Moreover, since 2022, Chinese chemical imports have consumed 9% of Europe’s production capacity, leading to the loss of about 20,000 direct jobs due to plant closures, with the chemical industry supporting 19 million jobs throughout the EU.
“China’s massive subsidies to expand manufacturing have harmed those short-sighted trade partners – they acquiesce to their critical industries being hollowed out, thinking it will bring significant climate benefits,” said Steve Dossett, CEO of Ineos Inovyn, a subsidiary of the global chemical company Ineos Group, to Nikkei Asia.
“Europe has been exporting industries, job opportunities, and capital while importing products with higher carbon emissions from other regions,” Dossett added. “The result is weakened resilience and decreased competitiveness.”

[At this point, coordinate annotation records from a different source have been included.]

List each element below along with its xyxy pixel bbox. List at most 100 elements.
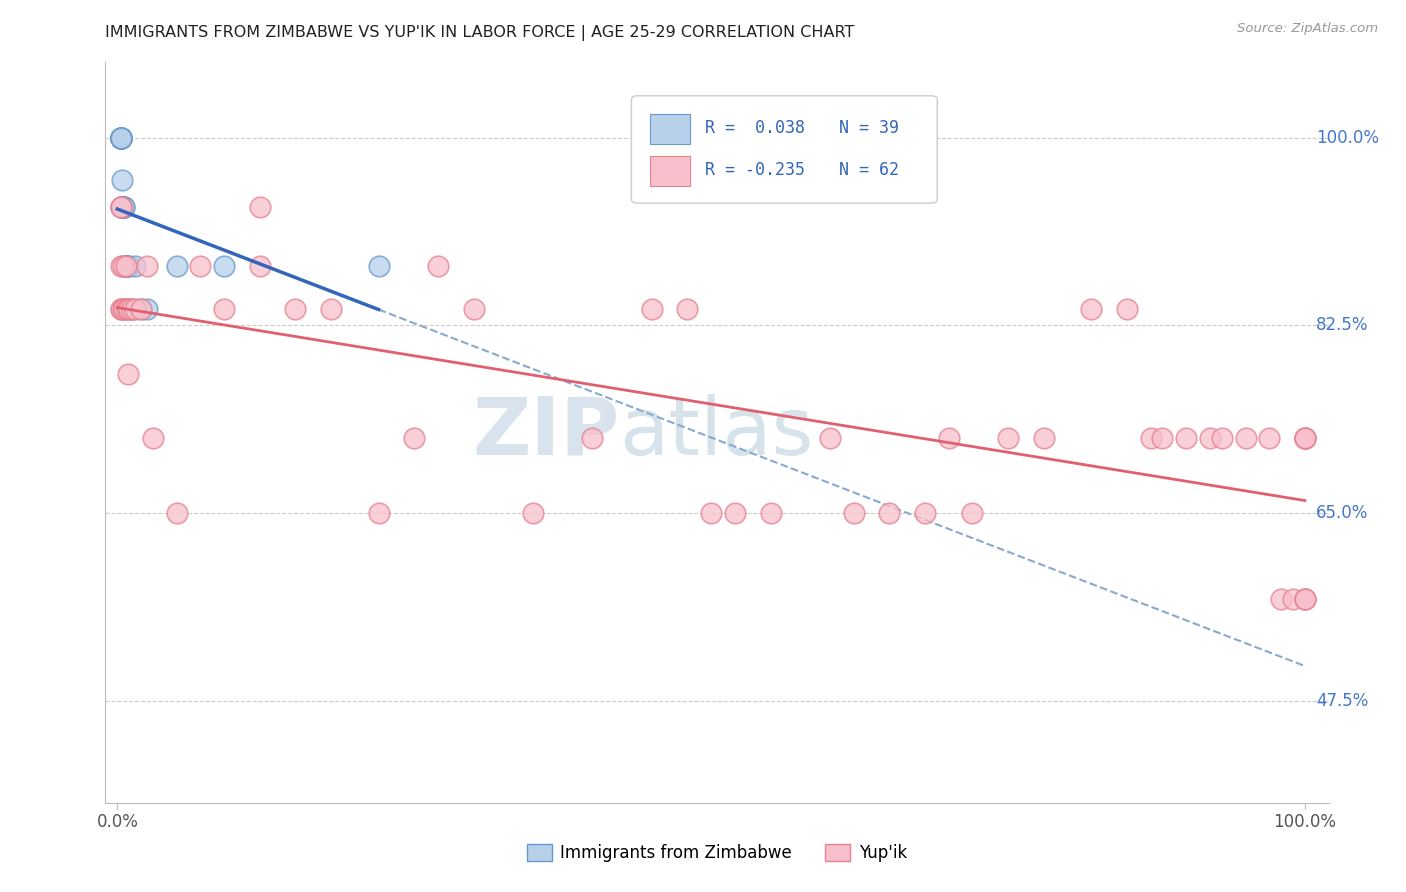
Point [249, 260, 271, 274]
Point [112, 200, 135, 214]
Point [877, 506, 900, 520]
Point [249, 200, 271, 214]
Text: 82.5%: 82.5% [1316, 317, 1368, 334]
Point [166, 506, 188, 520]
Point [121, 302, 143, 317]
Point [110, 302, 132, 317]
Point [115, 260, 138, 274]
Point [112, 200, 135, 214]
Point [759, 506, 782, 520]
Text: N = 62: N = 62 [839, 161, 900, 178]
Point [463, 302, 485, 317]
Point [284, 302, 307, 317]
Point [110, 302, 132, 317]
Point [404, 431, 426, 445]
Text: atlas: atlas [619, 393, 814, 472]
Point [1294, 431, 1316, 445]
Point [110, 130, 132, 145]
Point [1175, 431, 1198, 445]
Point [1294, 431, 1316, 445]
Point [367, 260, 389, 274]
Text: R =  0.038: R = 0.038 [704, 119, 804, 136]
Point [114, 260, 136, 274]
Point [111, 200, 134, 214]
Point [124, 302, 146, 317]
Point [115, 302, 138, 317]
Point [212, 260, 235, 274]
Point [112, 302, 135, 317]
Point [111, 200, 134, 214]
Point [136, 302, 159, 317]
Point [111, 200, 134, 214]
Point [1080, 302, 1102, 317]
Point [166, 260, 188, 274]
Point [112, 200, 135, 214]
Point [111, 200, 134, 214]
Text: Source: ZipAtlas.com: Source: ZipAtlas.com [1237, 22, 1378, 36]
Point [115, 302, 138, 317]
Point [114, 200, 136, 214]
Point [112, 200, 135, 214]
Point [110, 130, 132, 145]
Point [117, 367, 139, 381]
Text: IMMIGRANTS FROM ZIMBABWE VS YUP'IK IN LABOR FORCE | AGE 25-29 CORRELATION CHART: IMMIGRANTS FROM ZIMBABWE VS YUP'IK IN LA… [105, 26, 855, 41]
Point [1211, 431, 1233, 445]
Point [1139, 431, 1161, 445]
Point [962, 506, 984, 520]
Point [641, 302, 664, 317]
Point [1258, 431, 1281, 445]
Text: R = -0.235: R = -0.235 [704, 161, 804, 178]
Point [115, 260, 138, 274]
Point [1234, 431, 1257, 445]
Point [118, 302, 141, 317]
Point [997, 431, 1019, 445]
Text: 65.0%: 65.0% [1316, 504, 1368, 522]
Point [110, 130, 132, 145]
Point [914, 506, 936, 520]
Point [114, 302, 136, 317]
Point [118, 260, 141, 274]
Point [1115, 302, 1137, 317]
Point [110, 130, 132, 145]
Point [1294, 431, 1316, 445]
Point [818, 431, 841, 445]
Point [110, 200, 132, 214]
Point [114, 260, 136, 274]
Point [114, 200, 136, 214]
Legend: Immigrants from Zimbabwe, Yup'ik: Immigrants from Zimbabwe, Yup'ik [520, 837, 914, 869]
Point [842, 506, 865, 520]
Point [319, 302, 342, 317]
Point [112, 260, 135, 274]
Point [427, 260, 450, 274]
Point [1294, 431, 1316, 445]
Point [110, 200, 132, 214]
Point [938, 431, 960, 445]
Point [1152, 431, 1174, 445]
Bar [650, 156, 690, 186]
Text: 47.5%: 47.5% [1316, 692, 1368, 710]
Point [700, 506, 723, 520]
Point [110, 130, 132, 145]
Point [114, 260, 136, 274]
Point [110, 130, 132, 145]
Point [1294, 591, 1316, 606]
Bar [650, 114, 690, 144]
Point [129, 302, 152, 317]
Point [121, 302, 143, 317]
Point [1282, 591, 1305, 606]
Point [110, 130, 132, 145]
Text: 100.0%: 100.0% [1316, 128, 1379, 146]
Point [190, 260, 212, 274]
Point [142, 431, 165, 445]
Point [136, 260, 159, 274]
Point [581, 431, 603, 445]
Point [111, 173, 134, 187]
Point [724, 506, 747, 520]
Point [1294, 591, 1316, 606]
Text: N = 39: N = 39 [839, 119, 900, 136]
Point [212, 302, 235, 317]
Point [129, 302, 152, 317]
Point [110, 260, 132, 274]
Point [522, 506, 544, 520]
FancyBboxPatch shape [631, 95, 938, 203]
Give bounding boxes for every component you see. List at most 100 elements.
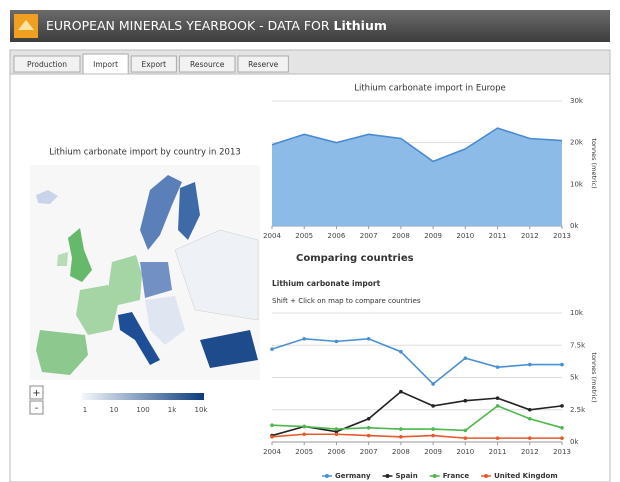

Amid serious trade imbalances between the EU and China, data released by China’s customs showed that in June 2026, China’s trade surplus with the EU grew by 27% compared to the previous year, reaching a new high of $32.9 billion. However, different EU member states are affected differently, with China’s trade surplus with Germany more than doubling compared to the same period last year, while the surplus with France plummeted by 81%.
As trade tensions between the EU and China escalate, Denis Redonnet, the EU’s Chief Trade Enforcement Officer, stated this Tuesday that if substantial progress is not made on addressing trade imbalances by the deadline in October, the EU will adopt “unilateral” trade defense measures to address the influx of cheap Chinese imports and reduce the trade deficit between the EU and China.